The creator of interoperability blockchain Polkadot (DOT) says that one use case for the blockchains is crucial for their mass adoption.
In a new interview on macro guru Raoul Pal’s podcast, Polkadot creator Gavin Wood says that proof of personhood – or a mechanism that digitally verifies a person’s humanity – could be the killer blockchain application that triggers widespread adoption.
“What I’ve come to think about in this regard [during] the last couple of years is that blockchains have so far only really mastered doing scale of value – money basically. They haven’t mastered the concept of personhood, it’s something that we rely on in everyday life for almost everything.
You go to a shop to buy, I don’t know, a big piece of computer equipment [and] they make sure that you are a person before you can spend over $1,000. You don’t notice it, but it’s a necessary element of modern society, at least in the West.”
Wood goes on to note just how prevalent proof of personhood is in Western society but warns that we should not rely on governments to verify who is and isn’t a person.

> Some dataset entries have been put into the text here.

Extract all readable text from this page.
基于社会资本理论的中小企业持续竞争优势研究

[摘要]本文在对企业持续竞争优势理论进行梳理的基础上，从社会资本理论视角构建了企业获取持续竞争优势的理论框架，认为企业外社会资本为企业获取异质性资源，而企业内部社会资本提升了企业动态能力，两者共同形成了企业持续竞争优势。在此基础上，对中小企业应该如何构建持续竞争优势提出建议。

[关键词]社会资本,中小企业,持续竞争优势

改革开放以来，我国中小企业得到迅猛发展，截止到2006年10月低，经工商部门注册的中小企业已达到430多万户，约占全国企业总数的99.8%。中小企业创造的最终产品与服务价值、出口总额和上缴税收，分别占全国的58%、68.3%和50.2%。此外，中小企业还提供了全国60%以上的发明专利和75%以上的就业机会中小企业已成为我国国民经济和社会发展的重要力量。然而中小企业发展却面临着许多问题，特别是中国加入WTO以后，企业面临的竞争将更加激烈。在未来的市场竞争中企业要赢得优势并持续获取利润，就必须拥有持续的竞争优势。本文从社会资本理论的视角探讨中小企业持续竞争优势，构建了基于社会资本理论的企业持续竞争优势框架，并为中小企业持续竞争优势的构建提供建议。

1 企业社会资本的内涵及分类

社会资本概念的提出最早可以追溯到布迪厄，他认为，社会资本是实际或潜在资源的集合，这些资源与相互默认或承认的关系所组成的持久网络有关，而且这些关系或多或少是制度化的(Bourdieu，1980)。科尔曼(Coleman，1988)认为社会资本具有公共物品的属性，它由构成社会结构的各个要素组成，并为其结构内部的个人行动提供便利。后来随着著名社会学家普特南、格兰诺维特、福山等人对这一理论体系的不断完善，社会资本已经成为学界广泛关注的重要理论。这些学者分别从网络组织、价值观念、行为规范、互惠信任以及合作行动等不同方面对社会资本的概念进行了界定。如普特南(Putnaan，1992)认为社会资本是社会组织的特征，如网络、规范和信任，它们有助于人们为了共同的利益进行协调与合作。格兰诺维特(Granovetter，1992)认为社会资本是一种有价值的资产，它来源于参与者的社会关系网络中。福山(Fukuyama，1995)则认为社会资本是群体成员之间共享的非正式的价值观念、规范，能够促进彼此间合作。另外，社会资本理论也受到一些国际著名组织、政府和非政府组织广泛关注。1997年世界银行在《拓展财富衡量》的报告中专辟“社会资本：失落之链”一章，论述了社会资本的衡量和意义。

“We just do it naturally, [we] expect to be able to see a face and so many transactions rely on that. So much of our social fabric relies on [proof of personhood] that it needs to be part of blockchain before blockchain is going to be a big part of society…
The question is: how do you do it without relying on things like governments to tell you who’s a person who’s not? I’m not a big fan of the Worldcoin approach, I think that’s just too much trust in the Worldcoin apparatus. I’m not a big fan of the KYC (know-your-customer) passport approach, I think it’s too much reliance on governments…
I wouldn’t, broadly speaking, rely on any government stuff to power blockchain and this needs to sit at a pretty low level for it to be useful so we need to come up with quite a lot more inventive means of building personhood into blockchain.”